Ama acı sürekli nefes alışımla bana gerçeği hatırlatıyor, her saniyede kalbimle yarışa gidiyordu.

O öldü.
Kendimi sıktım. Gözlerimi yumdum. Ağlamak istiyordum. Ağlamak ve belki biraz rahatlamak istiyordum ama ağlamak neyi değiştirecekti ki? Gitmişti. O an ben başında ağlarken aslında çoktan gitmişti. Ben umut etmeye çalışırken.Ama yine de gözlerimden gelen yaşlara engel olmadım. Ellerimi sıktım. Sessiz bir çığlık attım. Yastığımı alıp tüm hıncımla duvara fırlattım.

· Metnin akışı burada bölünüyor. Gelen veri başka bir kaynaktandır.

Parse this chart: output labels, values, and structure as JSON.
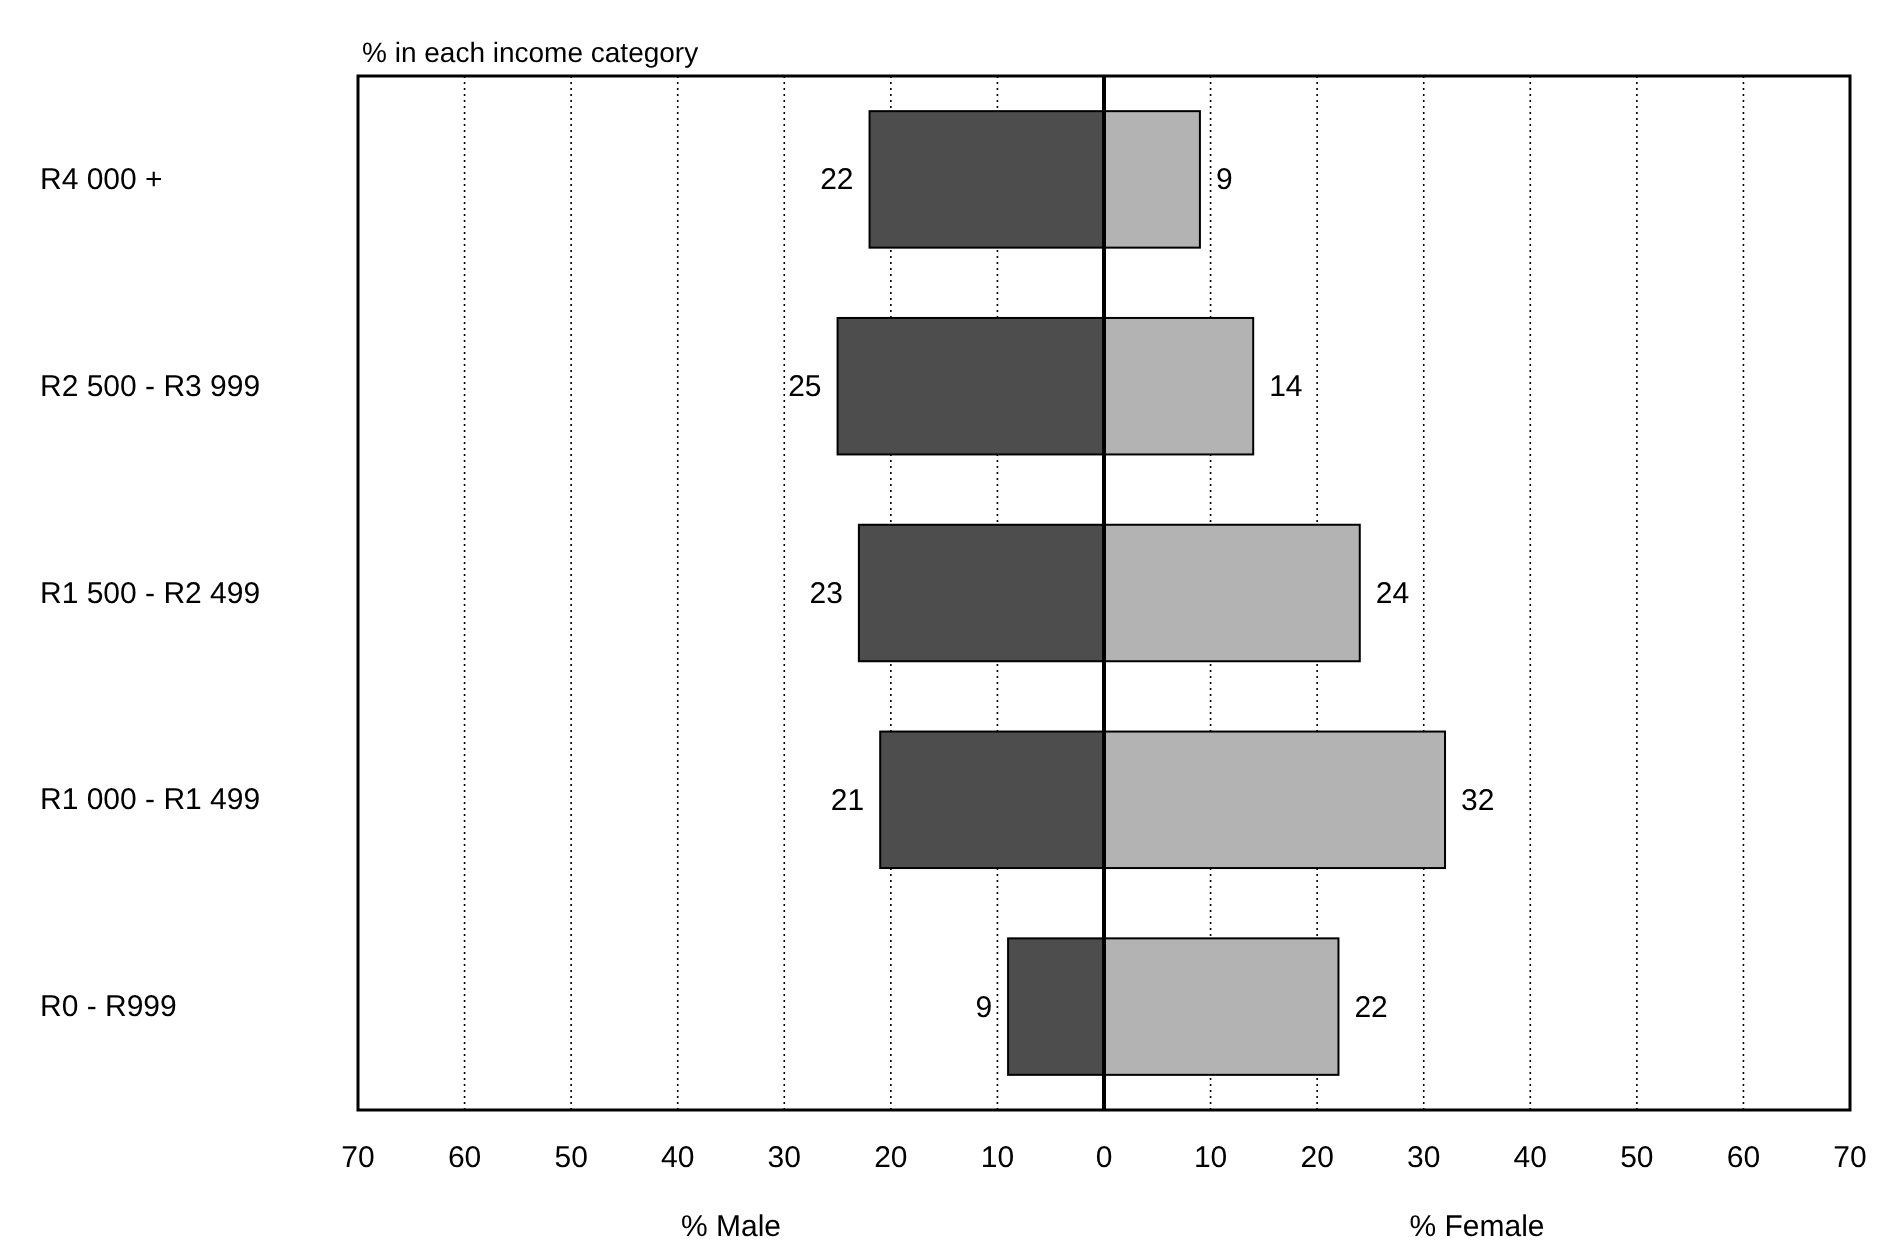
{
  "chart_data": {
    "type": "bar",
    "orientation": "horizontal",
    "title": "% in each income category",
    "xlabel": "% Male",
    "annotations": [
      "% Female"
    ],
    "categories": [
      "R4 000 +",
      "R2 500 - R3 999",
      "R1 500 - R2 499",
      "R1 000 - R1 499",
      "R0 - R999"
    ],
    "series": [
      {
        "color": "#4d4d4d",
        "values": [
          22,
          25,
          23,
          21,
          9
        ],
        "base": [
          -22,
          -25,
          -23,
          -21,
          -9
        ]
      },
      {
        "color": "#b3b3b3",
        "values": [
          9,
          14,
          24,
          32,
          22
        ],
        "base": [
          0,
          0,
          0,
          0,
          0
        ]
      }
    ],
    "data_labels": true,
    "xlim": [
      -70,
      70
    ],
    "xticks": [
      {
        "value": -70,
        "label": "70"
      },
      {
        "value": -60,
        "label": "60"
      },
      {
        "value": -50,
        "label": "50"
      },
      {
        "value": -40,
        "label": "40"
      },
      {
        "value": -30,
        "label": "30"
      },
      {
        "value": -20,
        "label": "20"
      },
      {
        "value": -10,
        "label": "10"
      },
      0,
      10,
      20,
      30,
      40,
      50,
      60,
      70
    ],
    "grid": "x"
  }
}
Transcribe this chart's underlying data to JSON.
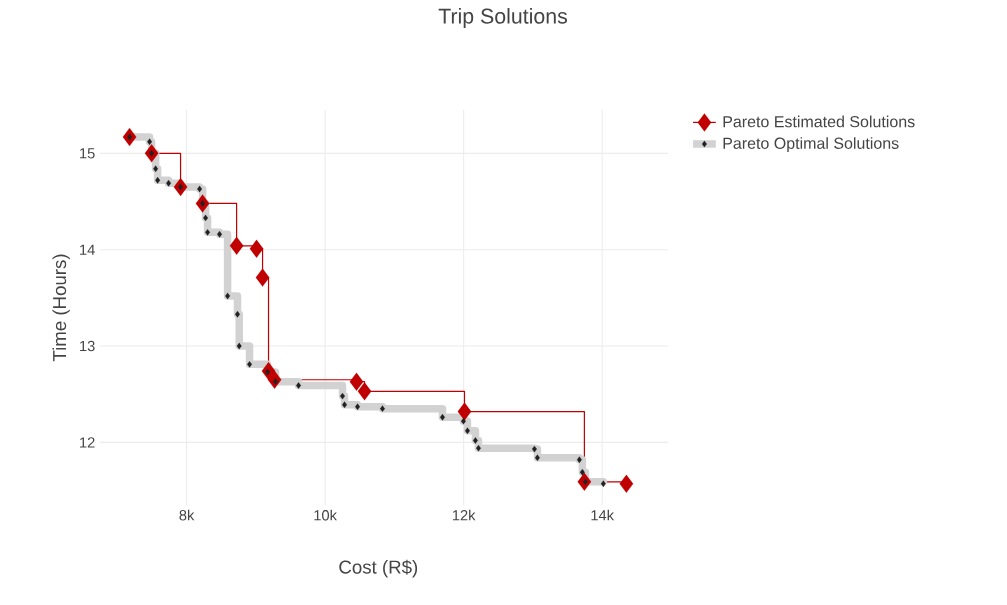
{
  "chart_data": {
    "type": "step",
    "title": "Trip Solutions",
    "xlabel": "Cost (R$)",
    "ylabel": "Time (Hours)",
    "xlim": [
      6750,
      14950
    ],
    "ylim": [
      11.35,
      15.45
    ],
    "xticks": [
      {
        "value": 8000,
        "label": "8k"
      },
      {
        "value": 10000,
        "label": "10k"
      },
      {
        "value": 12000,
        "label": "12k"
      },
      {
        "value": 14000,
        "label": "14k"
      }
    ],
    "yticks": [
      12,
      13,
      14,
      15
    ],
    "grid": true,
    "legend": "top right",
    "marker": "diamond",
    "series": [
      {
        "name": "Pareto Estimated Solutions",
        "color": "#c00000",
        "x": [
          7177,
          7495,
          7913,
          8231,
          8722,
          9010,
          9097,
          9183,
          9270,
          10453,
          10569,
          12012,
          13743,
          14349
        ],
        "values": [
          15.17,
          15.0,
          14.65,
          14.48,
          14.04,
          14.01,
          13.71,
          12.74,
          12.65,
          12.63,
          12.53,
          12.32,
          11.59,
          11.57
        ]
      },
      {
        "name": "Pareto Optimal Solutions",
        "color": "#222222",
        "x": [
          7177,
          7466,
          7495,
          7553,
          7582,
          7740,
          7913,
          8188,
          8231,
          8274,
          8303,
          8476,
          8592,
          8735,
          8760,
          8909,
          9169,
          9284,
          9616,
          10251,
          10280,
          10468,
          10828,
          11694,
          11997,
          12055,
          12170,
          12214,
          13022,
          13065,
          13671,
          13714,
          13758,
          14017
        ],
        "values": [
          15.17,
          15.12,
          15.0,
          14.84,
          14.72,
          14.69,
          14.65,
          14.63,
          14.48,
          14.33,
          14.18,
          14.16,
          13.52,
          13.33,
          13.0,
          12.81,
          12.73,
          12.63,
          12.59,
          12.48,
          12.39,
          12.37,
          12.35,
          12.26,
          12.22,
          12.12,
          12.02,
          11.94,
          11.93,
          11.84,
          11.82,
          11.69,
          11.59,
          11.57
        ]
      }
    ]
  }
}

Nasıl ölürdü? Gözlerimin önünde ellerimin arasındayken nasıl giderdi? Suçluydum. Yeterince iyi değildim. Daha iyisini yapabilirdim. Daha çok kosabilirdim, daha hızlı olabilirdim.

Olabilir miydim? Yoksa zaten en hızlı halim miydi. Anın şaşkınlığıyla yapabildiklerim en fazla bunlar mı olabilirdi? Suya atlamak, sudan çıkarmak, yardım çağırmak.
Başka ne yapabilirdim ki?

Odamdaydım.Yatağıma yığılmıştım . Havanın iyice karardığını farkettim. Işığı açmam gerekiyordu. Işığa yöneldim ama takvim gözüme takıldı. Bugün ayın kaçıydı? Kaç gün geçtiği umrumda değildi ki. Kalbimdeki o boğucu his hala tazeydi. Bir sürü günün geçtiğini görüp hala aynı hissettiğimi farketmek beni sadece daha çok üzerdi.Ama yine de baktım.

11i.

10 gün geçmişti,10 gün onsuz.

Şimdi ne yapacaktım? Giray öldü. İçimi eriten bal rengi bakışları ve beni sadece eriyip kalbimin tıkırtısıyla yerlere seren çocuk. Bir daha kim bunları yapacaktı? Onunla hiçbir şey yapamadan, beni bir kere bile olsa sevdiğini hissedemeden, elini tutmadan, onu hissedemeden gitmişti. Güzel elleri soğumuştu. Sıcak ve derin bakışları gitmişti. İçinde gezegenler barındıran gözleri sonsuza dek kapanmıştı. Nefes alamıyordum.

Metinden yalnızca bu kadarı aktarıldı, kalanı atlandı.